Nigeria urged to focus on shipping as a means of recouping loses suffered from the collapse of the crude oil economy

NIGERIA'S federal government has been asked to look at the prospect of acquiring shipping vessels as a means of generating revenue in the post-coronavirus era given that the country's oil sectors is serviced by over 10,000 vessels which can raise N1.5trn ($3.8bn).

 

Due to the effects of the shutdown introduced as a result of the coronavirus pandemic, Nigeria's oil sector has been hit hard as not only have prices collapsed but demand too has plummeted. With Nigeria sitting on about 80m barrels of unsold crude oil at the moment, the government has been advised to turn its attention to shipping as the huge revenue currently going into the pockets of foreign shipping firms are a potential cash cow.

 

One transport ministry official urged the federal government to focus its attention on Floating Production Storage Offshore Vessels and supply boats because of dwindling oil revenue.

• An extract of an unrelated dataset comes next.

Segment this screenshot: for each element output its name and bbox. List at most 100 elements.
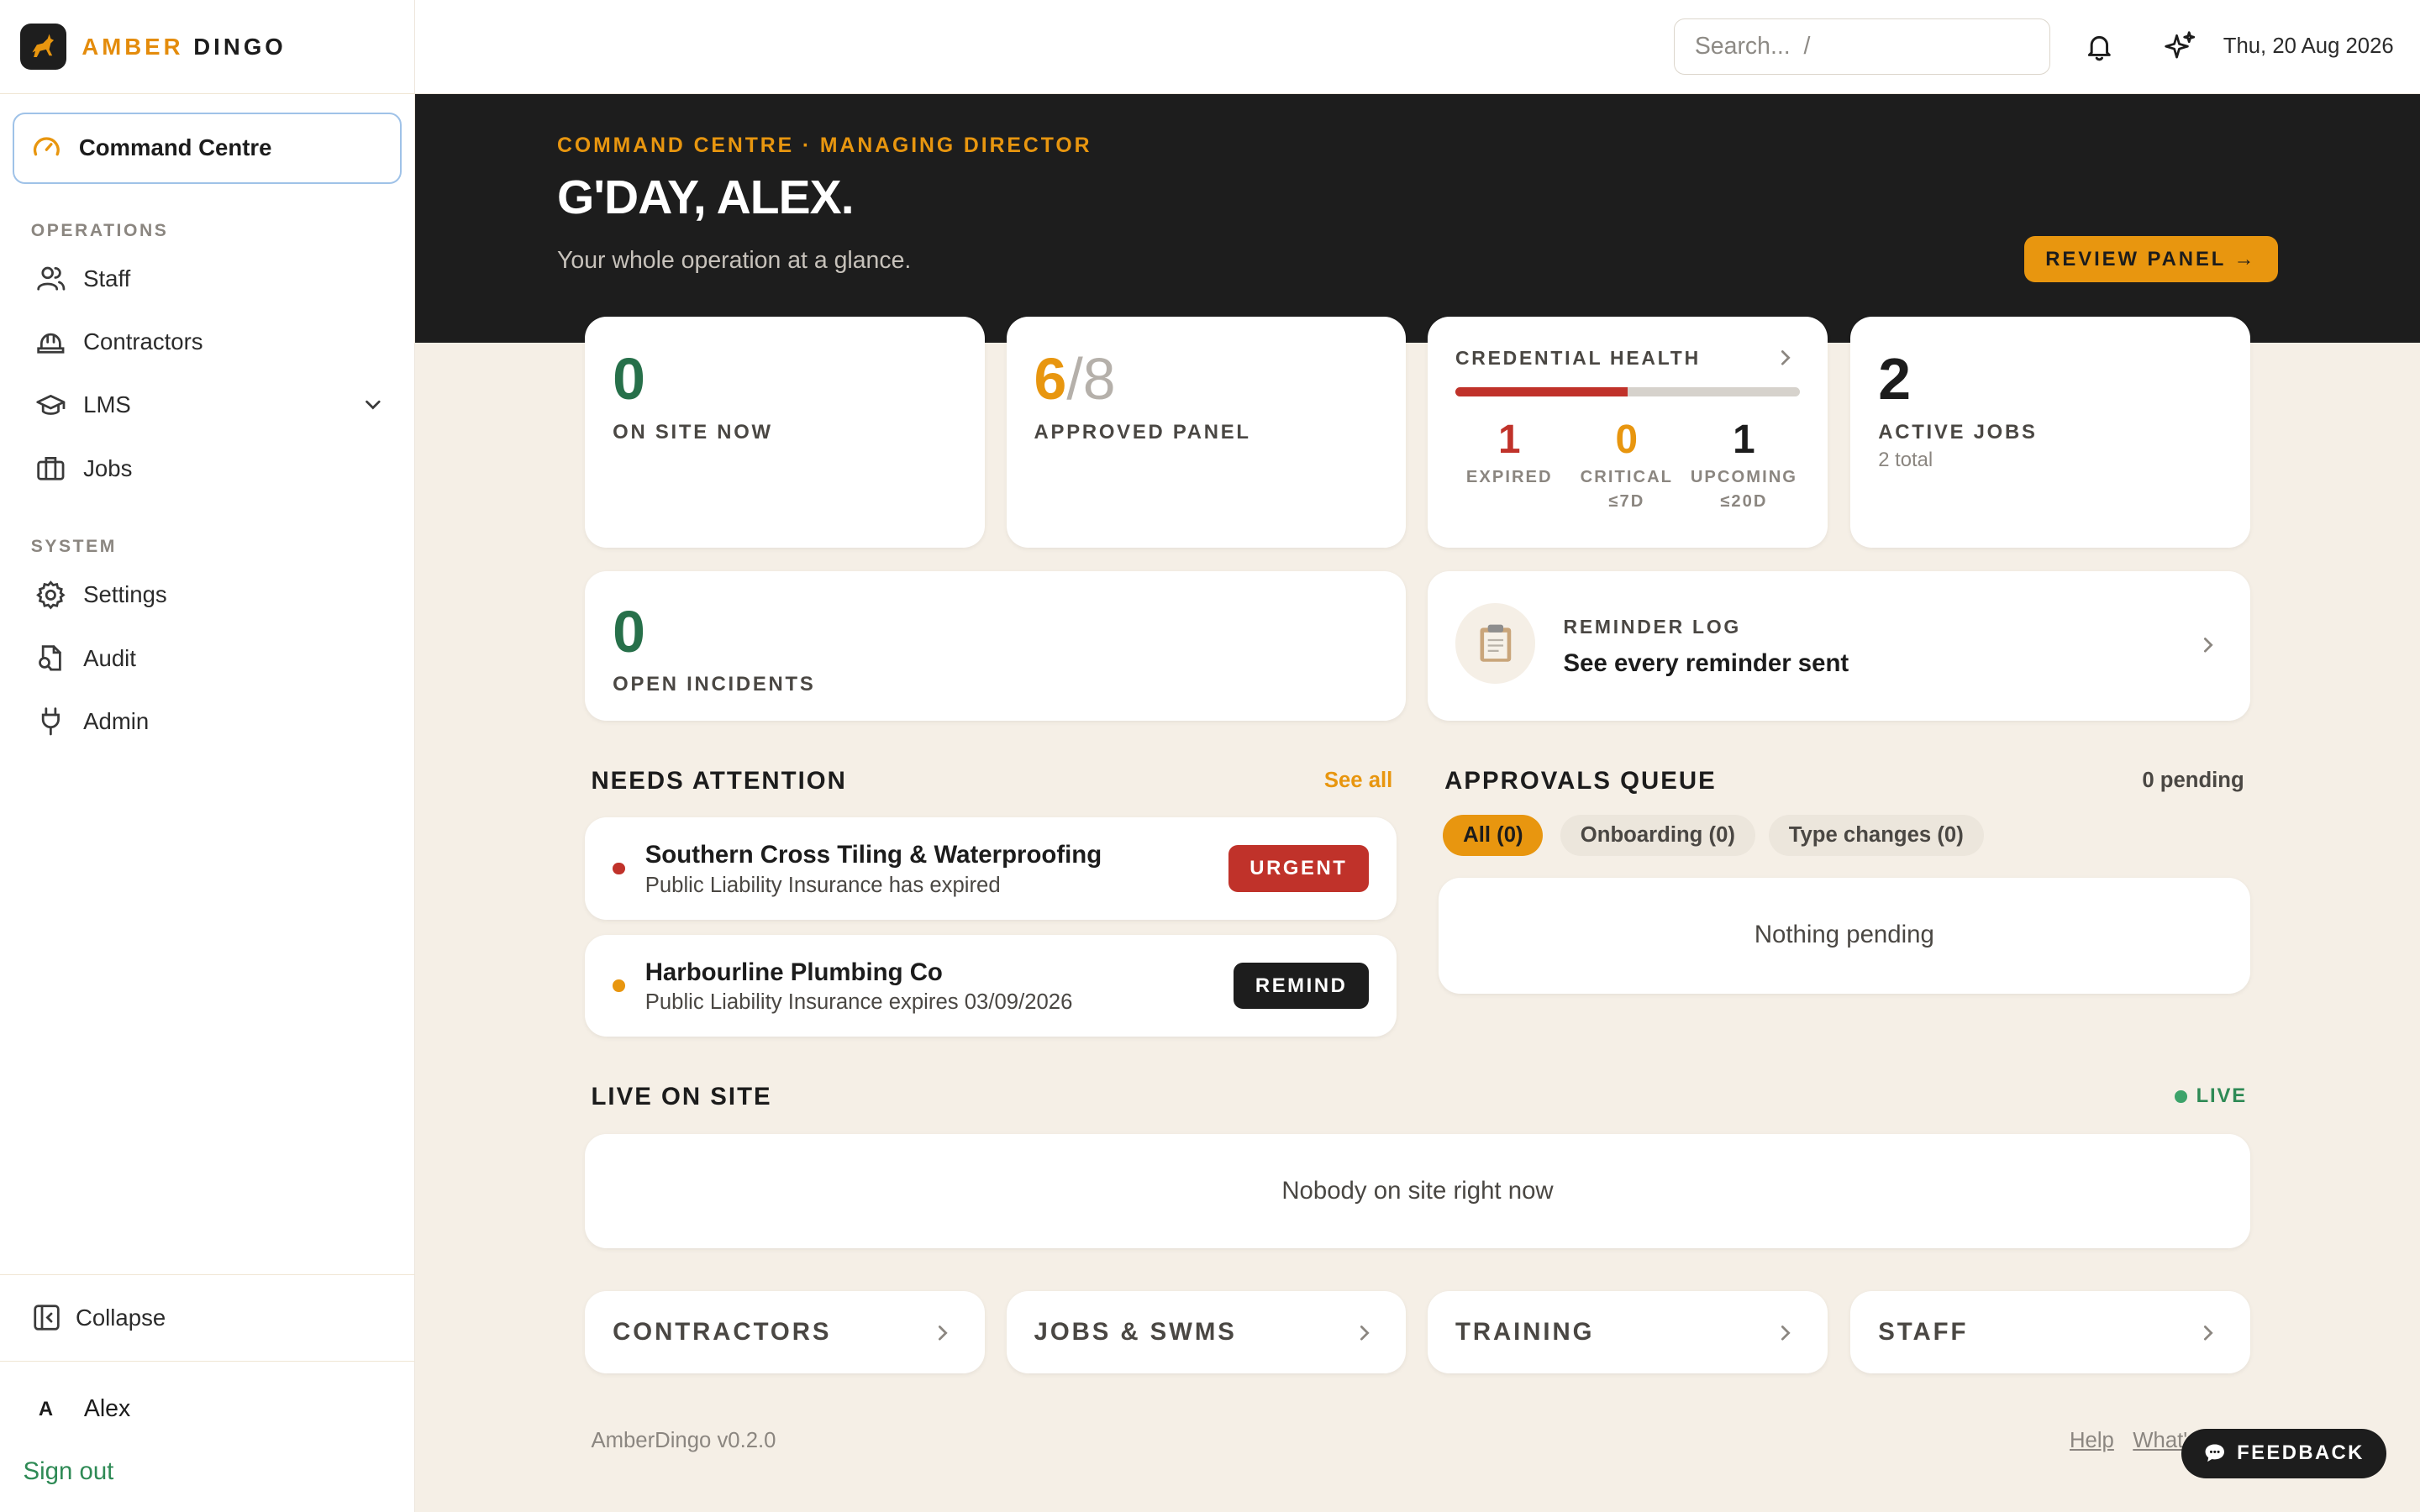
gauge-icon xyxy=(31,133,62,164)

He added that if the government got involved in the sector, it could recoup a lot of the foreign exchange being lost to the collapse in the global crude oil economy.

 

“As part of efforts to boost the economy in the post-Covid-19 period, there is an urgent need for the government to empower the Nigerian Content Development and Monitoring Board (NCDMB) to implement the Nigerian Oil and Gas Industry Content Development Act 2010 to boost the economy. There are more than 10,000 ships, oil platforms, rigs and barges operating in the oil gas and port sectors every year that need essential provisions and services to maintain their crew on board the ships,” he added.

 

According to the official, Nigeria's Local Content Act was meant to address issues of this nature but the NCMB was yet to understand the dynamics of local content in ship chandling. he said the federal government was losing a huge amount of  revenue to the low level in ship chandling business because foreigners are dominating the trade.

 

“For instance, a crew of a ship of 5,000 gross registered tonnage (GRT) would require about $50,000 monthly to buy foods, pharmaceuticals, oil, lubricants and other things for its trip,’’ he said. Stakeholders in the maritime industry, he said, were worried that the law guiding ship chandling was not effective, adding that Section 24 of the Customs and Excise Management Act, which regulates the business, has not been reviewed since 1968 to reflect new trends.

 

Felix Anthony, a  member of Association of Chandlers and Ship Suppliers of Nigeria (ACSSN), added that the federal government can raise over N1.5trn in revenue from over 10,000 vessels carrying out their business in the country. He said the government should empower the NCDMB in carrying out its implement core responsibilities.

 

Mr Anthony berated a situation where  foreigners are supplying 90% of essential commodities to floating production storage offshore vessels, oil rigs, platforms, supply boats, liquefied natural gas vessels and bonga flow stations. He added that if the NCDMB was fully empowered by the government to enforce its act, the reverse would be the case since only local were permitted to supply provisions to vessels in other countries.

 

Also, Mr Anthony stressed that the lack of regulation of the sector by the appropriate agencies of the government was partly responsible for the criminal activities on the territorial waters. He said the country had been losing between $3.5bn and $4bn to foreigners  for over 15 years in the sector, stressing that the illegal practice was causing capital flight in the country.